Доркасу нравились пылкие молодые номы, но Нисодемуса сотрясала какая-то совсем уж неуемная пылкость, и видеть это было неприятно. Доркас одарил его взглядом, исполненным такой неприязни, на какую только был способен.
— Не все люди такие, как в Магазине, — резко возразил Доркас. — Как бы то ни было…
— Видимо, его прислал сюда Приказ, — оборвал его Нисодемус. — Это нам, так сказать, наказание свыше!
— Ничего подобного. Это не наказание, а всего лишь человек, — сказал Доркас. — Сейчас нам следует приступить к переправке женщин и детей в…
Снаружи послышались торопливые шаги, и вскоре в щель протиснулись двое часовых.

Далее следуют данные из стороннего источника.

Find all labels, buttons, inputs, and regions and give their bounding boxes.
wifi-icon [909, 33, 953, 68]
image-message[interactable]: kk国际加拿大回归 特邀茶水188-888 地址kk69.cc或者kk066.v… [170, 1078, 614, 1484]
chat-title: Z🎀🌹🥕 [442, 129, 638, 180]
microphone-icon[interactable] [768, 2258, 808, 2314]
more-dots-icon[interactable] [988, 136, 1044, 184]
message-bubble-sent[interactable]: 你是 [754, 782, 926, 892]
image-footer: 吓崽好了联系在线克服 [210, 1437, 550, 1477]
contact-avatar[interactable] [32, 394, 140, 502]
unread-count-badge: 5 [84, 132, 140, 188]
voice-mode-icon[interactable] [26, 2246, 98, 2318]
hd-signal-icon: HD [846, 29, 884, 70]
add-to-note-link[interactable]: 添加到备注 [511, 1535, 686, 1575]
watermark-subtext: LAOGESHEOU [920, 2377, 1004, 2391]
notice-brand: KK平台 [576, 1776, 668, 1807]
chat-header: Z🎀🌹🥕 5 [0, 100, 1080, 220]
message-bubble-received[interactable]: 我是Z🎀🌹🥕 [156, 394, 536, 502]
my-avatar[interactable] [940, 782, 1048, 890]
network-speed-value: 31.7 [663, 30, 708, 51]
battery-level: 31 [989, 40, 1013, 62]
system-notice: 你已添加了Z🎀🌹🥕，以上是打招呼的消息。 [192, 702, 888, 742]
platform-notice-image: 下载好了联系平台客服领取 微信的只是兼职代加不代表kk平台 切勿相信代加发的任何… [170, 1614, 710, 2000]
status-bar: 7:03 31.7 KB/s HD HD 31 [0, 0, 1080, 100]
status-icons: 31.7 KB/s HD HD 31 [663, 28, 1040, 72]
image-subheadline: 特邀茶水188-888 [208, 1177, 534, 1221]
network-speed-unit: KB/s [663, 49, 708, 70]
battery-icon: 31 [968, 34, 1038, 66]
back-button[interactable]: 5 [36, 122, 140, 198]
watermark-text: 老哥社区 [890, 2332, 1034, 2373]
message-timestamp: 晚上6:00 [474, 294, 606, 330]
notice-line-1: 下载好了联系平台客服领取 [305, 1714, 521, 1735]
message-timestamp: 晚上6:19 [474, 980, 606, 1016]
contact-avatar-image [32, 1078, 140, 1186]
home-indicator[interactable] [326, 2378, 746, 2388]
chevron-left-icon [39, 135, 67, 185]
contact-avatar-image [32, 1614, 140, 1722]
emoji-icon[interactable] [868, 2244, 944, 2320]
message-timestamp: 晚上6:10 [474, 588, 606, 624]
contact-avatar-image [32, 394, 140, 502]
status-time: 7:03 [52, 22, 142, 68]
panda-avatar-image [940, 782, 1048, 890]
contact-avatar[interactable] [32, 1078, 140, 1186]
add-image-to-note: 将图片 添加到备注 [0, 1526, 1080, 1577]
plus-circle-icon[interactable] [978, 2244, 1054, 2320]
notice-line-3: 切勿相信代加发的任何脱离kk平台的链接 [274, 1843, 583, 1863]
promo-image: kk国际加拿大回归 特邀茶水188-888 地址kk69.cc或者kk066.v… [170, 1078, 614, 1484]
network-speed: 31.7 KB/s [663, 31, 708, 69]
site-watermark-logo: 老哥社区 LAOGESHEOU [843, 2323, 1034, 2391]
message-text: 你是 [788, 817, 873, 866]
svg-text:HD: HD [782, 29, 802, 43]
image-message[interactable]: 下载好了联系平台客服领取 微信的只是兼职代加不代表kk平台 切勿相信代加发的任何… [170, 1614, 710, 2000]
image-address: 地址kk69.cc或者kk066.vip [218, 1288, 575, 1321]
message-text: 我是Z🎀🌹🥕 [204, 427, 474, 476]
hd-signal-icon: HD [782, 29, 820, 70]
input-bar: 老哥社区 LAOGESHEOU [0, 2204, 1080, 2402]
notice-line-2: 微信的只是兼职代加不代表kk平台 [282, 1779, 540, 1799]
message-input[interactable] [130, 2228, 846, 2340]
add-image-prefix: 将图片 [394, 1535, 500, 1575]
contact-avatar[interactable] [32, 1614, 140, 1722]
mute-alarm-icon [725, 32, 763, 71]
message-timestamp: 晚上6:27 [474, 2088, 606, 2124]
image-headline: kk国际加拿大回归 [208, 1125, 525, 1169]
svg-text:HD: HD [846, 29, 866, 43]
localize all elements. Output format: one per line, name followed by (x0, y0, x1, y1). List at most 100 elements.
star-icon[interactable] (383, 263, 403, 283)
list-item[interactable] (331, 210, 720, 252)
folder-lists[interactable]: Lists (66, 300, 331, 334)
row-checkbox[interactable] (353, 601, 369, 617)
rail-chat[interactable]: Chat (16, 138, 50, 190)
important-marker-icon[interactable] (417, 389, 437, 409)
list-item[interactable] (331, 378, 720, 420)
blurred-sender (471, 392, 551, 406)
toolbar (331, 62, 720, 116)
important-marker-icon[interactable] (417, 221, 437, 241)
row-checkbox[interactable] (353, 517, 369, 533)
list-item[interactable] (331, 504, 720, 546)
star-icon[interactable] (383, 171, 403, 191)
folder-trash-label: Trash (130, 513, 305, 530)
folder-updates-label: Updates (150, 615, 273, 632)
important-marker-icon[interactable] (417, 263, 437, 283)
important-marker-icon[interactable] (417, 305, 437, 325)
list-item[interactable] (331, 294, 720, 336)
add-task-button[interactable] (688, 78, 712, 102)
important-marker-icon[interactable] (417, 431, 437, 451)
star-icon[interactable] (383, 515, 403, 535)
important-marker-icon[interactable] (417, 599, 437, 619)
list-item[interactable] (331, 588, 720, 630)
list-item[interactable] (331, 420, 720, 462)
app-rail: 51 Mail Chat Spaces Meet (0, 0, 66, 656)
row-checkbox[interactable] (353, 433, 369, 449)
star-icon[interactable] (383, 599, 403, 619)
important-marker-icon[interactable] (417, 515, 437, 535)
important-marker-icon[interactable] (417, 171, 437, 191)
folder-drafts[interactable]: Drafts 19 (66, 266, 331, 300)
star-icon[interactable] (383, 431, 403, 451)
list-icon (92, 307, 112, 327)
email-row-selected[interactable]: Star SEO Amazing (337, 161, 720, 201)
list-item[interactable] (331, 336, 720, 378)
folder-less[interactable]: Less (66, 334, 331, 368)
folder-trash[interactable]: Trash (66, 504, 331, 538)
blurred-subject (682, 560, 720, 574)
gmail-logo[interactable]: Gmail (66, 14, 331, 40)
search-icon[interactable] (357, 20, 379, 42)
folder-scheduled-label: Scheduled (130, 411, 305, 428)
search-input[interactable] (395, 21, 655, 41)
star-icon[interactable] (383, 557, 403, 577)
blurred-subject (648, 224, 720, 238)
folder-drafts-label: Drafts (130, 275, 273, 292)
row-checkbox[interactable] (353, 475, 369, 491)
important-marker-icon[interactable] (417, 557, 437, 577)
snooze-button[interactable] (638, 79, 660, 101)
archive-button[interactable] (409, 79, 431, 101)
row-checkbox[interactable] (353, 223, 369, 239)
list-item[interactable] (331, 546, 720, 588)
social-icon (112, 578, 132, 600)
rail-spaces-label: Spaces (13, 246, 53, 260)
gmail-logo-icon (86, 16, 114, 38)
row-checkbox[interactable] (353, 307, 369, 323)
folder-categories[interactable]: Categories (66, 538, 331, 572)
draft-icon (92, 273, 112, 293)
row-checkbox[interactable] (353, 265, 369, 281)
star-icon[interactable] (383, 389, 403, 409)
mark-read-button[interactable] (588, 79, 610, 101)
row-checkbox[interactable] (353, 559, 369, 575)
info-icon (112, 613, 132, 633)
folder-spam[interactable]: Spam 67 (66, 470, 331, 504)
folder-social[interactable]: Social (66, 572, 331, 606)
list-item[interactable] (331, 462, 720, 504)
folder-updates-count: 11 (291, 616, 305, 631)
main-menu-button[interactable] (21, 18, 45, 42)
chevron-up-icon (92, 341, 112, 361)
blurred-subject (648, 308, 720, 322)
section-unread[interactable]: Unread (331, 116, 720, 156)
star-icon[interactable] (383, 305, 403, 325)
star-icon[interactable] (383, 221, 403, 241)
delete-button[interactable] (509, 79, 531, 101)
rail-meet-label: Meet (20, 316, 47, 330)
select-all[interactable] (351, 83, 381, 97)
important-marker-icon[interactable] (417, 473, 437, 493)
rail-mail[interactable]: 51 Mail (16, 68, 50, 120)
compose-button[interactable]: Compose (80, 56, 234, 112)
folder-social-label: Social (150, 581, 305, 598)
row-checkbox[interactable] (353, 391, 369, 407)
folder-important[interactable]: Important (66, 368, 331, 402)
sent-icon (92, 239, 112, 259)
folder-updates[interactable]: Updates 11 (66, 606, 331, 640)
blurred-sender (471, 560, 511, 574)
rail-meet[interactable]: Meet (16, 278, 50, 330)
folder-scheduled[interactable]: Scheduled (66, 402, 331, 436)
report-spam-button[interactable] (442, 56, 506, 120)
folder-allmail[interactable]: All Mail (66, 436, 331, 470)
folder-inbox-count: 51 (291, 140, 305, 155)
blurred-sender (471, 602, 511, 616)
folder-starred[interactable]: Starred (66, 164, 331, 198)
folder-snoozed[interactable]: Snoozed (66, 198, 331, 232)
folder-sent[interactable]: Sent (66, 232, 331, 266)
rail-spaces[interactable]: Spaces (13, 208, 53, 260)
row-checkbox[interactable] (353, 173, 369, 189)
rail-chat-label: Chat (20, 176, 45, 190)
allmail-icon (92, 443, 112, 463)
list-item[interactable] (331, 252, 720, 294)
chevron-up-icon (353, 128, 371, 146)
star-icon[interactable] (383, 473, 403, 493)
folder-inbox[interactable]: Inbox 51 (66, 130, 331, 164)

— Он здесь, он здесь! — выпалил Сакко, с трудом переводя дыхание. — Тот человек вернулся!
— Так. Спокойно, — сказал Доркас — Он не может…
— Нет! Нет! — закричал Сакко, подпрыгивая на месте от волнения. — Он привез с собой кусачки. Он уже перерезал проволоку и даже цепь, которой запираются ворота, и…
Остального номы уже не слышали.
Да в этом и не было необходимости.
Нарастающее рычание мотора говорило само за себя.
Рычание сделалось таким громким, что от него затрясся сарай, потом оно неожиданно стихло, сменившись такой мерзкой тишиной, которая была хуже любого рычания. Послышался грохот захлопнувшейся дверцы кабины. Потом — треск и протяжный скрип двери сарая.
Затем — тяжелые шаги. Доски над головами у номов стали прогибаться, обрушивая на них облака пыли.
Номы застыли в молчаливом оцепенении. Только их глаза беспокойно двигались в унисон доносившимся сверху шагам незваного гостя. Неожиданно захныкал маленький номик.
Последовали какие-то щелчки, потом нечленораздельные, как всегда, звуки человеческого голоса. Так продолжалось некоторое время.